According to Silveira, this cost acts like a pulled handbrake. “This removes the competitiveness of the national product compared to imported products and punishes the final consumer, who pays this value embedded in the price of everything, from bread to medicines,” he reinforces.
Tax reform
The tax reform approved by Congress is considered a historic opportunity, but the CNI warns that the effects will depend on the current regulations of PLP nº 68/2024.

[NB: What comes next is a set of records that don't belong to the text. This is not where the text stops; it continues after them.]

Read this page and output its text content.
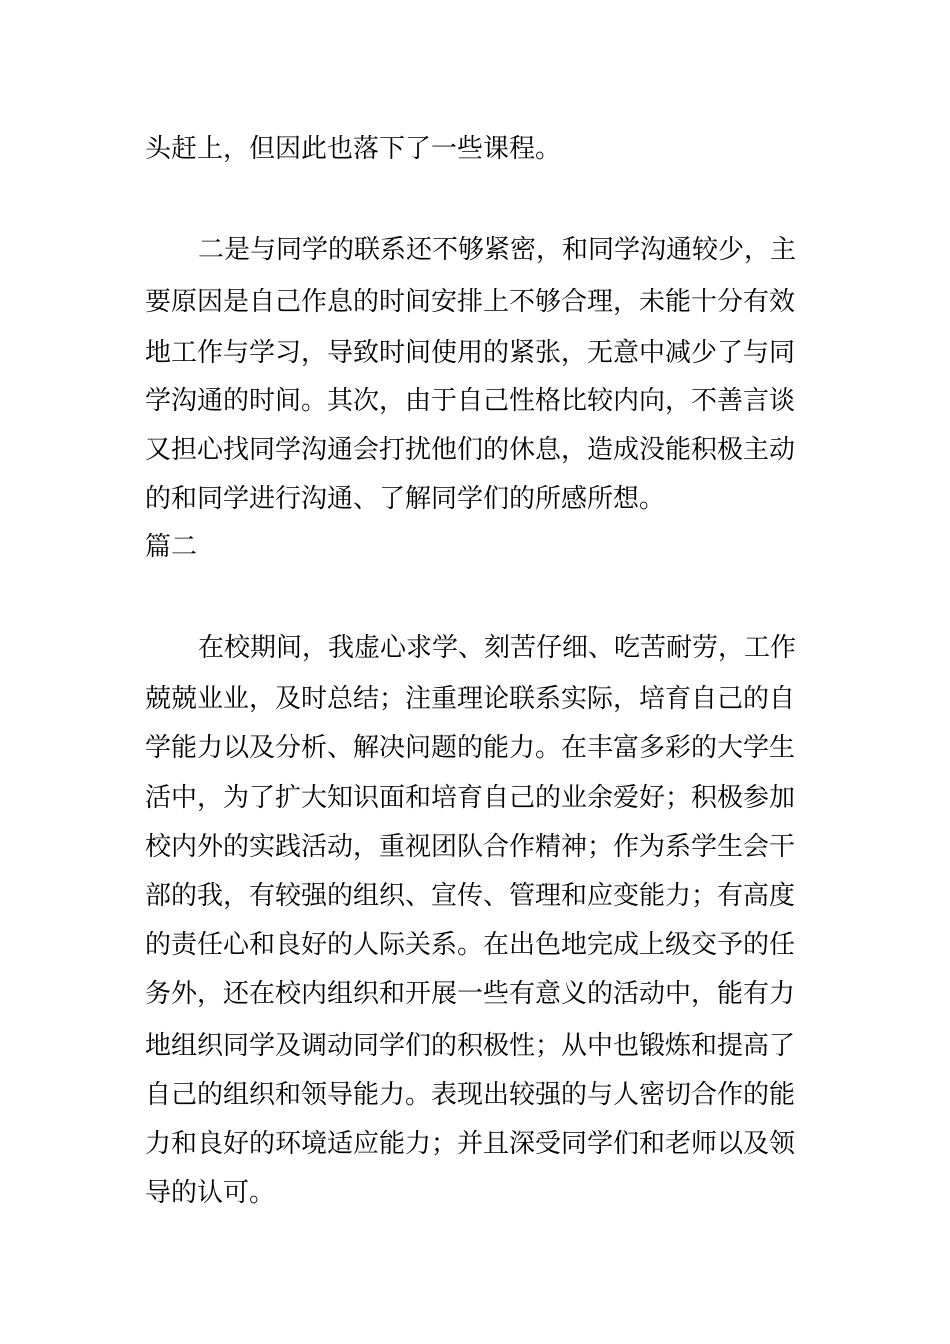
头赶上，但因此也落下了一些课程。
二是与同学的联系还不够紧密，和同学沟通较少，主
要原因是自己作息的时间安排上不够合理，未能十分有效
地工作与学习，导致时间使用的紧张，无意中减少了与同
学沟通的时间。其次，由于自己性格比较内向，不善言谈
又担心找同学沟通会打扰他们的休息，造成没能积极主动
的和同学进行沟通、了解同学们的所感所想。
篇二
在校期间，我虚心求学、刻苦仔细、吃苦耐劳，工作
兢兢业业，及时总结；注重理论联系实际，培育自己的自
学能力以及分析、解决问题的能力。在丰富多彩的大学生
活中，为了扩大知识面和培育自己的业余爱好；积极参加
校内外的实践活动，重视团队合作精神；作为系学生会干
部的我，有较强的组织、宣传、管理和应变能力；有高度
的责任心和良好的人际关系。在出色地完成上级交予的任
务外，还在校内组织和开展一些有意义的活动中，能有力
地组织同学及调动同学们的积极性；从中也锻炼和提高了
自己的组织和领导能力。表现出较强的与人密切合作的能
力和良好的环境适应能力；并且深受同学们和老师以及领
导的认可。
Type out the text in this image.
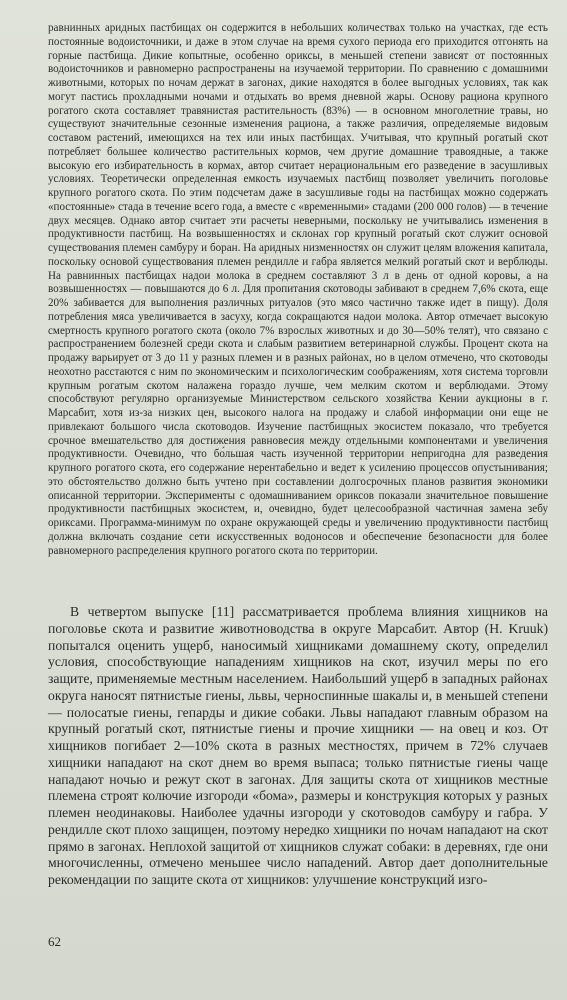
равнинных аридных пастбищах он содержится в небольших количествах только на участках, где есть постоянные водоисточники, и даже в этом случае на время сухого периода его приходится отгонять на горные пастбища. Дикие копытные, особенно ориксы, в меньшей степени зависят от постоянных водоисточников и равномерно распространены на изучаемой территории. По сравнению с домашними животными, которых по ночам держат в загонах, дикие находятся в более выгодных условиях, так как могут пастись прохладными ночами и отдыхать во время дневной жары. Основу рациона крупного рогатого скота составляет травянистая растительность (83%) — в основном многолетние травы, но существуют значительные сезонные изменения рациона, а также различия, определяемые видовым составом растений, имеющихся на тех или иных пастбищах. Учитывая, что крупный рогатый скот потребляет большее количество растительных кормов, чем другие домашние травоядные, а также высокую его избирательность в кормах, автор считает нерациональным его разведение в засушливых условиях. Теоретически определенная емкость изучаемых пастбищ позволяет увеличить поголовье крупного рогатого скота. По этим подсчетам даже в засушливые годы на пастбищах можно содержать «постоянные» стада в течение всего года, а вместе с «временными» стадами (200 000 голов) — в течение двух месяцев. Однако автор считает эти расчеты неверными, поскольку не учитывались изменения в продуктивности пастбищ. На возвышенностях и склонах гор крупный рогатый скот служит основой существования племен самбуру и боран. На аридных низменностях он служит целям вложения капитала, поскольку основой существования племен рендилле и габра является мелкий рогатый скот и верблюды. На равнинных пастбищах надои молока в среднем составляют 3 л в день от одной коровы, а на возвышенностях — повышаются до 6 л. Для пропитания скотоводы забивают в среднем 7,6% скота, еще 20% забивается для выполнения различных ритуалов (это мясо частично также идет в пищу). Доля потребления мяса увеличивается в засуху, когда сокращаются надои молока. Автор отмечает высокую смертность крупного рогатого скота (около 7% взрослых животных и до 30—50% телят), что связано с распространением болезней среди скота и слабым развитием ветеринарной службы. Процент скота на продажу варьирует от 3 до 11 у разных племен и в разных районах, но в целом отмечено, что скотоводы неохотно расстаются с ним по экономическим и психологическим соображениям, хотя система торговли крупным рогатым скотом налажена гораздо лучше, чем мелким скотом и верблюдами. Этому способствуют регулярно организуемые Министерством сельского хозяйства Кении аукционы в г. Марсабит, хотя из-за низких цен, высокого налога на продажу и слабой информации они еще не привлекают большого числа скотоводов. Изучение пастбищных экосистем показало, что требуется срочное вмешательство для достижения равновесия между отдельными компонентами и увеличения продуктивности. Очевидно, что бо́льшая часть изученной территории непригодна для разведения крупного рогатого скота, его содержание нерентабельно и ведет к усилению процессов опустынивания; это обстоятельство должно быть учтено при составлении долгосрочных планов развития экономики описанной территории. Эксперименты с одомашниванием ориксов показали значительное повышение продуктивности пастбищных экосистем, и, очевидно, будет целесообразной частичная замена зебу ориксами. Программа-минимум по охране окружающей среды и увеличению продуктивности пастбищ должна включать создание сети искусственных водоносов и обеспечение безопасности для более равномерного распределения крупного рогатого скота по территории.

В четвертом выпуске [11] рассматривается проблема влияния хищников на поголовье скота и развитие животноводства в округе Марсабит. Автор (H. Kruuk) попытался оценить ущерб, наносимый хищниками домашнему скоту, определил условия, способствующие нападениям хищников на скот, изучил меры по его защите, применяемые местным населением. Наибольший ущерб в западных районах округа наносят пятнистые гиены, львы, черноспинные шакалы и, в меньшей степени — полосатые гиены, гепарды и дикие собаки. Львы нападают главным образом на крупный рогатый скот, пятнистые гиены и прочие хищники — на овец и коз. От хищников погибает 2—10% скота в разных местностях, причем в 72% случаев хищники нападают на скот днем во время выпаса; только пятнистые гиены чаще нападают ночью и режут скот в загонах. Для защиты скота от хищников местные племена строят колючие изгороди «бома», размеры и конструкция которых у разных племен неодинаковы. Наиболее удачны изгороди у скотоводов самбуру и габра. У рендилле скот плохо защищен, поэтому нередко хищники по ночам нападают на скот прямо в загонах. Неплохой защитой от хищников служат собаки: в деревнях, где они многочисленны, отмечено меньшее число нападений. Автор дает дополнительные рекомендации по защите скота от хищников: улучшение конструкций изго-

62
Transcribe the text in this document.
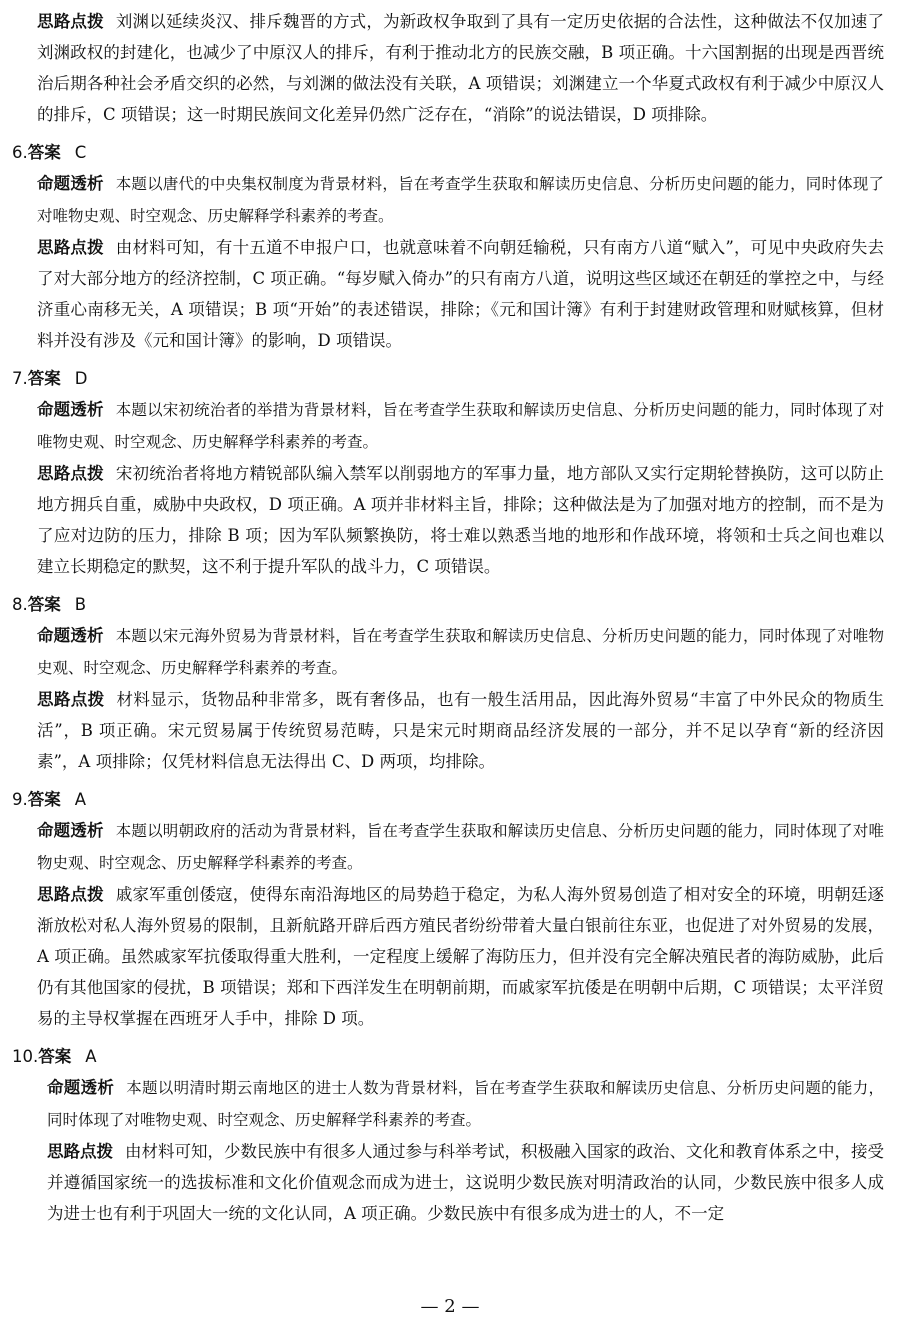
思路点拨 刘渊以延续炎汉、排斥魏晋的方式，为新政权争取到了具有一定历史依据的合法性，这种做法不仅加速了刘渊政权的封建化，也减少了中原汉人的排斥，有利于推动北方的民族交融，B 项正确。十六国割据的出现是西晋统治后期各种社会矛盾交织的必然，与刘渊的做法没有关联，A 项错误；刘渊建立一个华夏式政权有利于减少中原汉人的排斥，C 项错误；这一时期民族间文化差异仍然广泛存在，“消除”的说法错误，D 项排除。

6.答案 C

命题透析 本题以唐代的中央集权制度为背景材料，旨在考查学生获取和解读历史信息、分析历史问题的能力，同时体现了对唯物史观、时空观念、历史解释学科素养的考查。

思路点拨 由材料可知，有十五道不申报户口，也就意味着不向朝廷输税，只有南方八道“赋入”，可见中央政府失去了对大部分地方的经济控制，C 项正确。“每岁赋入倚办”的只有南方八道，说明这些区域还在朝廷的掌控之中，与经济重心南移无关，A 项错误；B 项“开始”的表述错误，排除；《元和国计簿》有利于封建财政管理和财赋核算，但材料并没有涉及《元和国计簿》的影响，D 项错误。

7.答案 D

命题透析 本题以宋初统治者的举措为背景材料，旨在考查学生获取和解读历史信息、分析历史问题的能力，同时体现了对唯物史观、时空观念、历史解释学科素养的考查。

思路点拨 宋初统治者将地方精锐部队编入禁军以削弱地方的军事力量，地方部队又实行定期轮替换防，这可以防止地方拥兵自重，威胁中央政权，D 项正确。A 项并非材料主旨，排除；这种做法是为了加强对地方的控制，而不是为了应对边防的压力，排除 B 项；因为军队频繁换防，将士难以熟悉当地的地形和作战环境，将领和士兵之间也难以建立长期稳定的默契，这不利于提升军队的战斗力，C 项错误。

8.答案 B

命题透析 本题以宋元海外贸易为背景材料，旨在考查学生获取和解读历史信息、分析历史问题的能力，同时体现了对唯物史观、时空观念、历史解释学科素养的考查。

思路点拨 材料显示，货物品种非常多，既有奢侈品，也有一般生活用品，因此海外贸易“丰富了中外民众的物质生活”，B 项正确。宋元贸易属于传统贸易范畴，只是宋元时期商品经济发展的一部分，并不足以孕育“新的经济因素”，A 项排除；仅凭材料信息无法得出 C、D 两项，均排除。

9.答案 A

命题透析 本题以明朝政府的活动为背景材料，旨在考查学生获取和解读历史信息、分析历史问题的能力，同时体现了对唯物史观、时空观念、历史解释学科素养的考查。

思路点拨 戚家军重创倭寇，使得东南沿海地区的局势趋于稳定，为私人海外贸易创造了相对安全的环境，明朝廷逐渐放松对私人海外贸易的限制，且新航路开辟后西方殖民者纷纷带着大量白银前往东亚，也促进了对外贸易的发展，A 项正确。虽然戚家军抗倭取得重大胜利，一定程度上缓解了海防压力，但并没有完全解决殖民者的海防威胁，此后仍有其他国家的侵扰，B 项错误；郑和下西洋发生在明朝前期，而戚家军抗倭是在明朝中后期，C 项错误；太平洋贸易的主导权掌握在西班牙人手中，排除 D 项。

10.答案 A

命题透析 本题以明清时期云南地区的进士人数为背景材料，旨在考查学生获取和解读历史信息、分析历史问题的能力，同时体现了对唯物史观、时空观念、历史解释学科素养的考查。

思路点拨 由材料可知，少数民族中有很多人通过参与科举考试，积极融入国家的政治、文化和教育体系之中，接受并遵循国家统一的选拔标准和文化价值观念而成为进士，这说明少数民族对明清政治的认同，少数民族中很多人成为进士也有利于巩固大一统的文化认同，A 项正确。少数民族中有很多成为进士的人，不一定

— 2 —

The entity defends non-compliance with taxes and the rapid return of tax credits to prevent taxes paid from becoming additional costs for businesses.
However, the productive sector believes that simplification does not guarantee, in itself, a reduction in the total burden. “Without control of public spending and without administrative reform, we will continue with an expensive state, even if it is more organized,” asks Leo de Castro.
Risk of closure and stagnation
The CNI’s assessment is that the current scenario is worrying. “Our research shows that if the cost of Brazil does not fall, 24% of entrepreneurs fear business closures and bankruptcies, and 19% predict a recession or economic collapse,” warns Leo de Castro. “This is not scaremongering. This is the reality of those competing with countries that do not bear this burden.”
In addition, Brazil runs the risk of losing strategic opportunities, such as attracting companies that seek to produce closer to consumer markets and investments linked to the energy transition.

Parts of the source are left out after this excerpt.